HUMULANI Marketing, controlled by Invicta Holdings, and High Power Equipment received unconditional approval of their merger by the Competition Tribunal on Friday after the tribunal rejected conditions proposed by the Competition Commission aimed at addressing competition concerns.

The tribunal has not given its reasons for rejecting the conditions proposed by the commission.

Last year, several prohibitions of transactions by the commission were taken on review before the tribunal, which either approved the transactions or approved them with conditions.

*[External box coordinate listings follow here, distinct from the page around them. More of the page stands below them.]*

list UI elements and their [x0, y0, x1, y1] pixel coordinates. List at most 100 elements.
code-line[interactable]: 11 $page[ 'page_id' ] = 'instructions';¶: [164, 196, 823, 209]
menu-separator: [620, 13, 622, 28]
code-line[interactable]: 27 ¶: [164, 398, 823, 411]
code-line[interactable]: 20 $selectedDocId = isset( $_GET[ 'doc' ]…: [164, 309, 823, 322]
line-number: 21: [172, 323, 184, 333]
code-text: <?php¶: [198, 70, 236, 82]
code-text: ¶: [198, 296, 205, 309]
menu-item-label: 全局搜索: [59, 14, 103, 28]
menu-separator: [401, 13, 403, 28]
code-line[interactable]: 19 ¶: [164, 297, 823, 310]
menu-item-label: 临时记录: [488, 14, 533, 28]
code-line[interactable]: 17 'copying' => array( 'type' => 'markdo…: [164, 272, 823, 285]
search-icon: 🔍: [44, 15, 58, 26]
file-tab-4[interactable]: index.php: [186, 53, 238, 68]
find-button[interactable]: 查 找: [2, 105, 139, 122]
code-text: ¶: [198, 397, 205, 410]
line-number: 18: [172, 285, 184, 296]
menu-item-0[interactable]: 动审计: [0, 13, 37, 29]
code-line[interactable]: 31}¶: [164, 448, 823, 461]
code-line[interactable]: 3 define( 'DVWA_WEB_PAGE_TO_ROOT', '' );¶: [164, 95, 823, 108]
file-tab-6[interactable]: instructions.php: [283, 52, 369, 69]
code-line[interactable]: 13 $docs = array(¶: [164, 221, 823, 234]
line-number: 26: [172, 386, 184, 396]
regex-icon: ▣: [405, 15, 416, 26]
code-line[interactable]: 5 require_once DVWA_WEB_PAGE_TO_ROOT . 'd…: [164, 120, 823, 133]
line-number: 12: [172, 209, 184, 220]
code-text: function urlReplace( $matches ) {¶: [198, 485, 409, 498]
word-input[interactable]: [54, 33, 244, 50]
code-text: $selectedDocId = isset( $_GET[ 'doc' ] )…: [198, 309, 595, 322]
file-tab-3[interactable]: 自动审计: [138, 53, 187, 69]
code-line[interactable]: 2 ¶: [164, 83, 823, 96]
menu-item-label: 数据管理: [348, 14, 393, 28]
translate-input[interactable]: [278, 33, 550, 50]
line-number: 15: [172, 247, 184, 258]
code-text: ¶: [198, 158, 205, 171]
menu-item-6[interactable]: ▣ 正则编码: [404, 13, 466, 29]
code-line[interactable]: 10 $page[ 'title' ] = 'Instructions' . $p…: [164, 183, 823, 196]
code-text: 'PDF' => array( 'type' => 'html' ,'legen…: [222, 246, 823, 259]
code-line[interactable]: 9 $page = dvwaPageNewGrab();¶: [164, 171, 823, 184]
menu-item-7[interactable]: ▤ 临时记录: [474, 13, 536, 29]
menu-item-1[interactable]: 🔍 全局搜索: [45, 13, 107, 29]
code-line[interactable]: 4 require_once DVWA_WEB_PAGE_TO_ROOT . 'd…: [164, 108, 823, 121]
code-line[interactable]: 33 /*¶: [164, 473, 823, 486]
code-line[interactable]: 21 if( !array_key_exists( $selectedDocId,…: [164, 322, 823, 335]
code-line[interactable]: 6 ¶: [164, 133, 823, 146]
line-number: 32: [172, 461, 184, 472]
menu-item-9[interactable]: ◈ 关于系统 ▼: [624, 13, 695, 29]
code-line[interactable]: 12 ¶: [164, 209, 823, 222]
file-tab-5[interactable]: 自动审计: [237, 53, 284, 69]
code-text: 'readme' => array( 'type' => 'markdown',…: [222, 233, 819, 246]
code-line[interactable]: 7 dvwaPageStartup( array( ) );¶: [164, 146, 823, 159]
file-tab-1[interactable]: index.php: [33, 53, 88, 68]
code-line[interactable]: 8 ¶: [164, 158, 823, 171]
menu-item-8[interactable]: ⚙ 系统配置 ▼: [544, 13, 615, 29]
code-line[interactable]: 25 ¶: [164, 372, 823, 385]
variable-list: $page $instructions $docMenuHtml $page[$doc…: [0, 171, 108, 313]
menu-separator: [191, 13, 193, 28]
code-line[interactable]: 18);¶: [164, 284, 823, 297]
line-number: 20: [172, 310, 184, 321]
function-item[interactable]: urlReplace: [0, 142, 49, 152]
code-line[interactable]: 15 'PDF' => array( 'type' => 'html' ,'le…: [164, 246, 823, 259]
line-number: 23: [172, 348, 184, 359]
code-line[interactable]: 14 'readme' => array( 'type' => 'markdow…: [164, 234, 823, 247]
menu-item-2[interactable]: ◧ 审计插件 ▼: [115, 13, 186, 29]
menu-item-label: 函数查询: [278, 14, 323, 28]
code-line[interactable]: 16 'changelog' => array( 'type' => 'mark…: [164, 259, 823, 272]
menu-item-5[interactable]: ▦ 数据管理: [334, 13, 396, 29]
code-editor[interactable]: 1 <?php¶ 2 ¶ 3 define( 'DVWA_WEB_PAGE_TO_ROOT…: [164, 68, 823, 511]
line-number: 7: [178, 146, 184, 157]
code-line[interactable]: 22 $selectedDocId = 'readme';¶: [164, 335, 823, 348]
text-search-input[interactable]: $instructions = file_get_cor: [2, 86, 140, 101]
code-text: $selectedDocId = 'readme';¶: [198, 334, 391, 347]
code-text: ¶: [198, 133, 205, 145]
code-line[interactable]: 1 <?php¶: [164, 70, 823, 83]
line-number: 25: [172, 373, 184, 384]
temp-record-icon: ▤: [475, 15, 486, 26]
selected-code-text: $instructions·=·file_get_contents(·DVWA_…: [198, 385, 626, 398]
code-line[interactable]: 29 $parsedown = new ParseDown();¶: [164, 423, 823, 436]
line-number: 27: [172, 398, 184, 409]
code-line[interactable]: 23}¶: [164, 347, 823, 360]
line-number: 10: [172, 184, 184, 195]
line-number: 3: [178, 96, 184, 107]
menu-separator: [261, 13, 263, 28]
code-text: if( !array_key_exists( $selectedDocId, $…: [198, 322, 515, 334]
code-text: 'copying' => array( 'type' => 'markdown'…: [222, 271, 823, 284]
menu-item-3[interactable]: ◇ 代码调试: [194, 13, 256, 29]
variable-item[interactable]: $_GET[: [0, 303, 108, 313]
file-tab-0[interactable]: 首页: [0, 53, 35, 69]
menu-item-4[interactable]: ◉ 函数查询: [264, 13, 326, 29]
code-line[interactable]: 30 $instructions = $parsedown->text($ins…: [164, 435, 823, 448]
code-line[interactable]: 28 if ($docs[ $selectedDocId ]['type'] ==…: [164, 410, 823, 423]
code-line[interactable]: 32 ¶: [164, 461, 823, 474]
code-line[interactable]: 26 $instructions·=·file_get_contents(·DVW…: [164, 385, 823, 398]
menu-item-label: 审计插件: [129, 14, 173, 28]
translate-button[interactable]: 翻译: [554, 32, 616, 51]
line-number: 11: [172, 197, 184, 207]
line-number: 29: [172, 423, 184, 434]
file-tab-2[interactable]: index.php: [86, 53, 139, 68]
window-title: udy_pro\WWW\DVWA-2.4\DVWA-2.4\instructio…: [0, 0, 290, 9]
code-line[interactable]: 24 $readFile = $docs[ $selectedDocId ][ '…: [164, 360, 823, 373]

These included a horse-racing merger in the Western Cape and a merger between Life Healthcare and Joint Medical Holdings.

The commission had been without a head of mergers and acquisitions for more than a year after the resignation of Martin van Hoven in November 2011. Competition law experts expressed concern at the end of last year about the lack of continuity within the division after managers were rotated in the position.

The new head of the mergers and acquisitions division, Ibrahim Bah, started only in January this year.

The commission was concerned the Humulani transaction could facilitate collusion in the market as Invicta’s operating division, Capital Equipment Group, and High Power Equipment were both involved in distributing construction equipment. With the transaction High Power will become a wholly owned subsidiary of Humulani.

Invicta said the acquisition of High Power Equipment was a strategic investment that would broaden its product offering to the plant hire, construction, quarrying and mining industries in Africa.

It said Capital Equipment Group holds the Hyundai earth-moving and construction equipment agency for South Africa and surrounding countries. It will keep the Hyundai distribution separate from its other operations.

The parties told the tribunal the condition of a ban on cross-directorship between the Capital Equipment and High Power was neither "proportionate, nor rational or enforceable". The tribunal approved the transaction without the condition. Another proposed condition, imposing obligations in terms of information exchange between the two firms, was also rejected.